A durable power of attorney where the power of attorney remains in effect even if the principal becomes incapacitated.
Then you have special or limited power of attorney where the agent is given very specific powers.
Finally, you have a springing durable power of attorney that becomes effective when certain specific events happen (like the principal becomes disabled or incapacitated).
What Is A Durable Power of Attorney
A durable power of attorney is a type of power of attorney that is “durable” and will remain in effect until the principal revokes it or dies.
Typically, a standard power of attorney is terminated when the principal revokes it, becomes incapacitated, or dies.
On the other hand, the durable power of attorney will remain in effect even if the principal becomes incapacitated.
What Is A Dual Power of Attorney Takeaways
So what is the legal definition of Dual Power of Attorney?

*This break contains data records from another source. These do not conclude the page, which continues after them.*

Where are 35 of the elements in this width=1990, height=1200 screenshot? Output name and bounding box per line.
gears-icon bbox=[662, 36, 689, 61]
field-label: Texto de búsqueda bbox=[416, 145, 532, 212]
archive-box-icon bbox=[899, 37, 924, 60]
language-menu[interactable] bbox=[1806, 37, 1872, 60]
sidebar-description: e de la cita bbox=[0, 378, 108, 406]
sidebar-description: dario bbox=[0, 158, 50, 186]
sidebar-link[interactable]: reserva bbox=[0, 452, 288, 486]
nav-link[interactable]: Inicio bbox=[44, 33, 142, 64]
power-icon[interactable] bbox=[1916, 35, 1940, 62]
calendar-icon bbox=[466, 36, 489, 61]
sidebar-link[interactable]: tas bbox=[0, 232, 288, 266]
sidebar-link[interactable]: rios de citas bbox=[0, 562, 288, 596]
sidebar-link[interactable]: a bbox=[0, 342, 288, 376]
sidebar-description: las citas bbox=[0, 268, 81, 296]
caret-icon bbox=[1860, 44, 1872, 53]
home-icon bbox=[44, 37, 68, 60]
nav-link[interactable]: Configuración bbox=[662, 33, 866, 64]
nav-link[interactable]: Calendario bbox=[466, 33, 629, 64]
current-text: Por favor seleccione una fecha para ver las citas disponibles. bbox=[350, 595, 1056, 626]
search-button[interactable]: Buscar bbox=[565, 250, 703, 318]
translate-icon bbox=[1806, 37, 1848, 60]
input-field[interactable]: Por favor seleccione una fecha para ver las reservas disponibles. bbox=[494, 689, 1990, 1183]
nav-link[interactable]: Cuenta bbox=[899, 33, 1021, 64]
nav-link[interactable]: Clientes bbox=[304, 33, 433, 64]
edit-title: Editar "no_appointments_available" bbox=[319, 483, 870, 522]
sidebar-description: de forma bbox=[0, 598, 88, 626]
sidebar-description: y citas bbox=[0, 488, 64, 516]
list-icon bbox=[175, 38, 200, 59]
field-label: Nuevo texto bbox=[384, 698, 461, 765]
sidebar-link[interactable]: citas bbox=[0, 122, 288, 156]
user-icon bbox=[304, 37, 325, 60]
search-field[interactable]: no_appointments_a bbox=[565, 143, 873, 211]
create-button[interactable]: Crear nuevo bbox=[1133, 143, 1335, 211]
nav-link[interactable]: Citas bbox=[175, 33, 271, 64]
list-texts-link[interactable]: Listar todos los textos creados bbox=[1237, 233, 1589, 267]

A “dual power of attorney” is a legal document where one person authorizes two other individuals to make decisions and act on his or her behalf.
The person giving the power to another is called the “principal” whereas those who are granted the power to make decisions are the “attorneys-in-fact” or “agents”.
A dual power of attorney can grant broad or limited powers to the agents, such as:
- Make decisions about the real estate property
- Make decisions about the principal’s investments and assets
- Make medical decisions
The main objective of a dual power of attorney is to allow the agents to make decisions on behalf of the principal when the principal cannot be there to make the decisions.
In addition, by having two agents, the decisions made on behalf of the principal will need to be jointly agreed upon before they can be executed.
Just like instances when a single person is named as an attorney, the joint agents must act in the best interest of their principal (also called fiduciary duty).
If you are looking to authorize others to make decisions for you under a Dual PoA, it may be worth it to consult with a lawyer or legal professional for advice so you can understand your legal rights and obligations.
I hope I was able to answer your question related to what is a dual power of attorney and how it works.